The saga_service.py provides read-model access for saga state and guardrails like enforcing access control on saga inspection routes.
Deployed workers¶
These services run outside the API container for isolation and horizontal scaling. Each has a small run_*.py entry and a dedicated Dockerfile in backend/workers/.
The Saga Orchestrator is a stateful choreographer for execution lifecycle. It subscribes to EXECUTION_EVENTS and internal saga topics, publishes SAGA_COMMANDS (CreatePodCommandEvent, DeletePodCommandEvent), rebuilds saga state from events, and issues commands only when transitions are valid and not yet executed. On failures, timeouts, or cancellations it publishes compensating commands and finalizes the saga.

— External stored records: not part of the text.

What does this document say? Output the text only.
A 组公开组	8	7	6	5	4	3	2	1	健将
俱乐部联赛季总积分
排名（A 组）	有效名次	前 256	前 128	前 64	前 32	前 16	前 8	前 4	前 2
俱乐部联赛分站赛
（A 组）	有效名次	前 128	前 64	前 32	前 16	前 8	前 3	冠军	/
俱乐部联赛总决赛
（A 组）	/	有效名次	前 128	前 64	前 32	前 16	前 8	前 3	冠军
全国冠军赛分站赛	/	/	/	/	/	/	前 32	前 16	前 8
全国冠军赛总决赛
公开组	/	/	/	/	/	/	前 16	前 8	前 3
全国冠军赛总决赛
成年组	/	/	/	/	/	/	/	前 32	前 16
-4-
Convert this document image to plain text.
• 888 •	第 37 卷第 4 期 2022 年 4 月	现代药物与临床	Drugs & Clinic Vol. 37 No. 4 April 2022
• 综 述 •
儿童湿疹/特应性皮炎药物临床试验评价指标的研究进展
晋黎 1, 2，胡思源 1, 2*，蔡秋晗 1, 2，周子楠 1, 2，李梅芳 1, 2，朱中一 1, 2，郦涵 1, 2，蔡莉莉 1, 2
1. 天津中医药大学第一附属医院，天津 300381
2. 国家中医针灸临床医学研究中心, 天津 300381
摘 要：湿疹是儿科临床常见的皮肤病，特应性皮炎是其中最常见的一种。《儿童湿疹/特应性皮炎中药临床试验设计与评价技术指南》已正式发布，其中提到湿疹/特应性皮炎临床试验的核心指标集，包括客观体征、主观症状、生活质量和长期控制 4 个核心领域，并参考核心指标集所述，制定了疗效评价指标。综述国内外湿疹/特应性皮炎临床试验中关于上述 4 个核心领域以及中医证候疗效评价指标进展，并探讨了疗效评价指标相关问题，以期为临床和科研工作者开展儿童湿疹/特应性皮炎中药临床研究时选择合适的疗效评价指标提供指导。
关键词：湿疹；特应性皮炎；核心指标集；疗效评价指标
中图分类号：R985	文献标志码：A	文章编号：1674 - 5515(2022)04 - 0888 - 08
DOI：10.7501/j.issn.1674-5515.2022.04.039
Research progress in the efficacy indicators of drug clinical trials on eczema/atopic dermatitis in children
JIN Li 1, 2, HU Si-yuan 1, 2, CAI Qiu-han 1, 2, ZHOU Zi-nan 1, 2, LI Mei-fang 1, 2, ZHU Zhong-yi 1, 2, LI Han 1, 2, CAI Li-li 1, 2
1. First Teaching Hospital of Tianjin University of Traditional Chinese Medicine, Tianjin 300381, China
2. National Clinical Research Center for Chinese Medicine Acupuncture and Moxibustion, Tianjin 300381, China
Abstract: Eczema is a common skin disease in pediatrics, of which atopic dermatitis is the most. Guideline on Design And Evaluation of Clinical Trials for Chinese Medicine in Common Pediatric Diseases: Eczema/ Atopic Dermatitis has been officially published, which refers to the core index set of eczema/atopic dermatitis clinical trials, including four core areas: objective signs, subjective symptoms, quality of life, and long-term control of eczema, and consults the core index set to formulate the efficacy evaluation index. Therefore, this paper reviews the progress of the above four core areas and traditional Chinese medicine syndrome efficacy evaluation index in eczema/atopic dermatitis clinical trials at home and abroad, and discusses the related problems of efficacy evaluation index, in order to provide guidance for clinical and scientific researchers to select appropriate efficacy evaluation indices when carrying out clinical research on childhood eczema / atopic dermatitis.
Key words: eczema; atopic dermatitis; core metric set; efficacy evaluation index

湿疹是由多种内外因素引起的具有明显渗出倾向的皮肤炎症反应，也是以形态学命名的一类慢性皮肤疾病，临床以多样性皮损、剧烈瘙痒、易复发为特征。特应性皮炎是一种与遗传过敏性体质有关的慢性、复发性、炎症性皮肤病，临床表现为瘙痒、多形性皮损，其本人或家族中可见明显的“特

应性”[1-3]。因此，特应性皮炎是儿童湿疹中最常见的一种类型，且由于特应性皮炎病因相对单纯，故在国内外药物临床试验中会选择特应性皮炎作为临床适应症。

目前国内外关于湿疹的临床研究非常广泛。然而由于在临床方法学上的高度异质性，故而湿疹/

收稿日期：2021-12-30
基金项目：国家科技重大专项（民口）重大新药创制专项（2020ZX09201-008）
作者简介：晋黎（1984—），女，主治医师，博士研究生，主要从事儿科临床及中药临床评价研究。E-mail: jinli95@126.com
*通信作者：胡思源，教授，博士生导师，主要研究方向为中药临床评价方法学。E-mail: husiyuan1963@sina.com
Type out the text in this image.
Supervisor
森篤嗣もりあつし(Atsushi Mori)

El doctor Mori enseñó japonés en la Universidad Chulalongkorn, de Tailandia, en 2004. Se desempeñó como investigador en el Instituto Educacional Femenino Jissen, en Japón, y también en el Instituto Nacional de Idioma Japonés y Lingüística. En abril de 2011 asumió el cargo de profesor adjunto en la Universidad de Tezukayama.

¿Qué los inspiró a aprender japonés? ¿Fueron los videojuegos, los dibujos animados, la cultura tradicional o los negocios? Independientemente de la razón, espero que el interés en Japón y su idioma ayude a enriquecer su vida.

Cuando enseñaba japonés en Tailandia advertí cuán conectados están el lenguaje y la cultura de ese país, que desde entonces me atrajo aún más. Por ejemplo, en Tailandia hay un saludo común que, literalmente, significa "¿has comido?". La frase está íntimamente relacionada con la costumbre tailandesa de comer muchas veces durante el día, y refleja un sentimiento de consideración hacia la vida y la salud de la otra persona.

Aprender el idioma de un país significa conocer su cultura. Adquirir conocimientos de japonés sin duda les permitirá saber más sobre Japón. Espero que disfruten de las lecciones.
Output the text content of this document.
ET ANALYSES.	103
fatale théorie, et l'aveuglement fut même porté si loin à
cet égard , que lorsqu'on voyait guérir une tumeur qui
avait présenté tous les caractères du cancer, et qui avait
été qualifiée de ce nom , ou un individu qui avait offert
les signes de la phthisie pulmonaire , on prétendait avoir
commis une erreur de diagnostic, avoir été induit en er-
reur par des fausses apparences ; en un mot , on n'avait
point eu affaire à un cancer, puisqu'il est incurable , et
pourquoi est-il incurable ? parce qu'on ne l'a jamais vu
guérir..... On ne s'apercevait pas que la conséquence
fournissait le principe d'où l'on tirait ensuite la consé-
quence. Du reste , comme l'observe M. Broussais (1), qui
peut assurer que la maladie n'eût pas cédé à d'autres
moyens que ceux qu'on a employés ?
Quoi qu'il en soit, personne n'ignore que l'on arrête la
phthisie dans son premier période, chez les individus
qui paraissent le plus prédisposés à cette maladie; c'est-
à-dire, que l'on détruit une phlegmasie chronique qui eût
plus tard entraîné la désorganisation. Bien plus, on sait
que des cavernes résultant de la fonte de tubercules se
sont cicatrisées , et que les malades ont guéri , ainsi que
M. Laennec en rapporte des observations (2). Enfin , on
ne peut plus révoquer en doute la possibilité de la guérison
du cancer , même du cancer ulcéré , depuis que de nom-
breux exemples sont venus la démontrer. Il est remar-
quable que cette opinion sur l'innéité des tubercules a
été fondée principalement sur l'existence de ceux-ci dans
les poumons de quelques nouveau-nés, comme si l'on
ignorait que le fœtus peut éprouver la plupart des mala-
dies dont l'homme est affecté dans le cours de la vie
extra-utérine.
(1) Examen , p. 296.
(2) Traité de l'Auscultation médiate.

The K8s Worker materializes saga commands into K8s resources. It consumes SAGA_COMMANDS and creates ConfigMap (script, entrypoint) and Pod (hardened), relying on CiliumNetworkPolicy deny-all applied to the namespace rather than per-exec policies. Pod spec disables DNS, drops caps, runs non-root, no SA token. It publishes PodCreated and ExecutionStarted events, or errors when creation fails.
The Result Processor persists terminal execution outcomes, updates metrics, and triggers cleanup. It consumes EXECUTION_COMPLETED, EXECUTION_FAILED, EXECUTION_TIMEOUT, writes DB records for status, outputs, errors, and usage, records metrics for errors by type and durations, and invokes ResourceCleaner to delete pods and configmaps.
The Pod Monitor observes K8s pod state and translates to domain events. It watches CoreV1 Pod events and publishes EXECUTION_EVENTS for running, container started, logs tail, etc., adding useful metadata and best-effort failure analysis.
The Coordinator owns the admission/queuing policy, sets priorities, and gates starts based on capacity. It interacts with ExecutionService (API) and Saga Orchestrator (events), ensuring queue depth metrics reflect only user requests and avoiding negative values via single ownership of the counter.
The Event Replay worker re-emits stored events to debug or rebuild projections, taking DB/event store and filters as inputs and outputting replayed events on regular topics with provenance markers.
The DLQ Processor drains and retries dead-lettered messages with backoff and visibility, taking DLQ topic and retry policies as inputs and outputting successful re-publishes or parked messages with audit trail. See Dead Letter Queue for more on DLQ handling.
Operational notes¶
The worker refuses to run in the default namespace. Use the setup script to apply the Cilium policy in a dedicated namespace and run the worker there. Apply backend/k8s/policies/executor-deny-all-cnp.yaml or use scripts/setup_k8s.sh <namespace>. All executor pods are labeled app=integr8s, component=executor and are covered by the static deny-all policy. See Security Policies for details on network isolation.
Sagas and consumers use content-hash keys by default to avoid duplicates on restarts. Coordinator centralizes queue depth metrics, Result Processor normalizes error types, and Rate Limit service emits rich diagnostics even when disabled.
Common flows¶
The main execution flow goes: User → API → Coordinator → Saga Orchestrator → K8s Worker → Pod → Pod Monitor → Result Processor. See Lifecycle for the full execution state machine.
For executing a script, a POST to /api/v1/execute triggers validation and enqueues EXECUTION_REQUESTED. The Saga issues CreatePodCommandEvent, the Worker creates ConfigMap and Pod, Pod Monitor emits running/progress events, and Result Processor persists the outcome and triggers cleanup on completion, failure, or timeout.
For SSE streams, the client subscribes and SSE Router binds to relevant topics with buffered fan-out per execution and clean shutdown on deploys.
Troubleshooting¶
If you still see TCP egress, ensure Cilium is installed and the CNP is applied in the same namespace. The code no longer creates per-execution NetworkPolicies and expects cluster-level enforcement.
If you see 422/405 in load tests, that's the monkey test fuzzing invalid or wrong endpoints. Use --mode user for clean runs.
If you get 599 in load tests, those are client timeouts due to saturation. Scale with Gunicorn workers (WEB_CONCURRENCY) and avoid TLS during load if acceptable.